La loi prévoit qu’en cas de pluriactivités de l’entreprise, la Convention collective applicable est celle dont relève l’activité principale exercée par l’employeur (article L. 132-5-1 du Code du travail).

Ainsi, même si le salarié exerce une activité secondaire dans l’entreprise, vous devrez lui appliquer la Convention collective correspondant à l’activité principale de l’entreprise.
Exemple : le salarié est informaticien dans une entreprise de bâtiment, il pourra se prévaloir de la Convention collective du bâtiment.

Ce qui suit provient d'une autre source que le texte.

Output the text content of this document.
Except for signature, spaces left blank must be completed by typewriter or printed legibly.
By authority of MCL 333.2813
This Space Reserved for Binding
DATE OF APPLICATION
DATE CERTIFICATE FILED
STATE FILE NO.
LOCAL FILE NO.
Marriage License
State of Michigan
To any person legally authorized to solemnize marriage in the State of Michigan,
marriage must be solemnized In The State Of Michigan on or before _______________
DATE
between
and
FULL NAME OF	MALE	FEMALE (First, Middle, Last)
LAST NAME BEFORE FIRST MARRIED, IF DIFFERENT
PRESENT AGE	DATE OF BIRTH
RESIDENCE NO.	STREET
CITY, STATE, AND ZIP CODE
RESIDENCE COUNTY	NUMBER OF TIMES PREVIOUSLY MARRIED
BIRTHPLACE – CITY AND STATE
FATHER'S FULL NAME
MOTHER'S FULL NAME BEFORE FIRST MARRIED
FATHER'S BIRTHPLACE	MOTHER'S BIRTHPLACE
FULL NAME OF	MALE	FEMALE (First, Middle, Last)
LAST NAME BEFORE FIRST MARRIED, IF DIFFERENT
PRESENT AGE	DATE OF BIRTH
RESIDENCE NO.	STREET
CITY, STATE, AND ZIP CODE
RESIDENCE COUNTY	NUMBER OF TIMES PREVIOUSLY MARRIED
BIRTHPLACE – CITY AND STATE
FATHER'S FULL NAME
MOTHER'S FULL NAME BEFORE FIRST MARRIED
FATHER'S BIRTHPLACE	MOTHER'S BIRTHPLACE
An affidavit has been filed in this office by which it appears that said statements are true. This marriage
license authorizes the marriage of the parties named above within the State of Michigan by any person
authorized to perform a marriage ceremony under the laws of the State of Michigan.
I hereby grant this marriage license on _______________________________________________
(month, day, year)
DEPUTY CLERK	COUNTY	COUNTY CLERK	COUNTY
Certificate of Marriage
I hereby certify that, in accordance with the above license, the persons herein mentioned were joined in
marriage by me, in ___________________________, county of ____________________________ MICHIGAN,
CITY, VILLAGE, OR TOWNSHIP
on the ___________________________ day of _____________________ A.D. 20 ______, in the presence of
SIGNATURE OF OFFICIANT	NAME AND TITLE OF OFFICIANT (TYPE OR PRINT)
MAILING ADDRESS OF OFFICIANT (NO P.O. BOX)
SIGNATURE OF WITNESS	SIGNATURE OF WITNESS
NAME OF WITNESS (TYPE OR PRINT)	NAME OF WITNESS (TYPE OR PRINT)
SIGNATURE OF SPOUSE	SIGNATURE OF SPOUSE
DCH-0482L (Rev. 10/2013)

Afin de rechercher quelle est l’activité principale de l’entreprise, les juges emploient différentes méthodes.
  • Lorsque l’entreprise exerce une activité industrielle, les juges considèrent que l’activité principale est celle qui occupe le plus grand nombre de salariés (arrêt de la Chambre sociale de la Cour de cassation du 23 avril 2003 – N° de pourvoi 01-41.196). Et lorsqu’il s’agit d’une activité commerciale, l’activité principale de l’entreprise est celle dont le chiffre d’affaires obtenu est le plus important (arrêt de la Chambre sociale de la Cour de cassation du 25 février 1998 – N° de pourvoi 96-40.206).

    A savoir : lorsque l’activité de l’entreprise est susceptible de relever de plusieurs Conventions collectives, certaines Conventions prévoient des clauses d’option qui permettent à l’employeur d’appliquer une Convention collective autre que celle correspondant à son activité principale.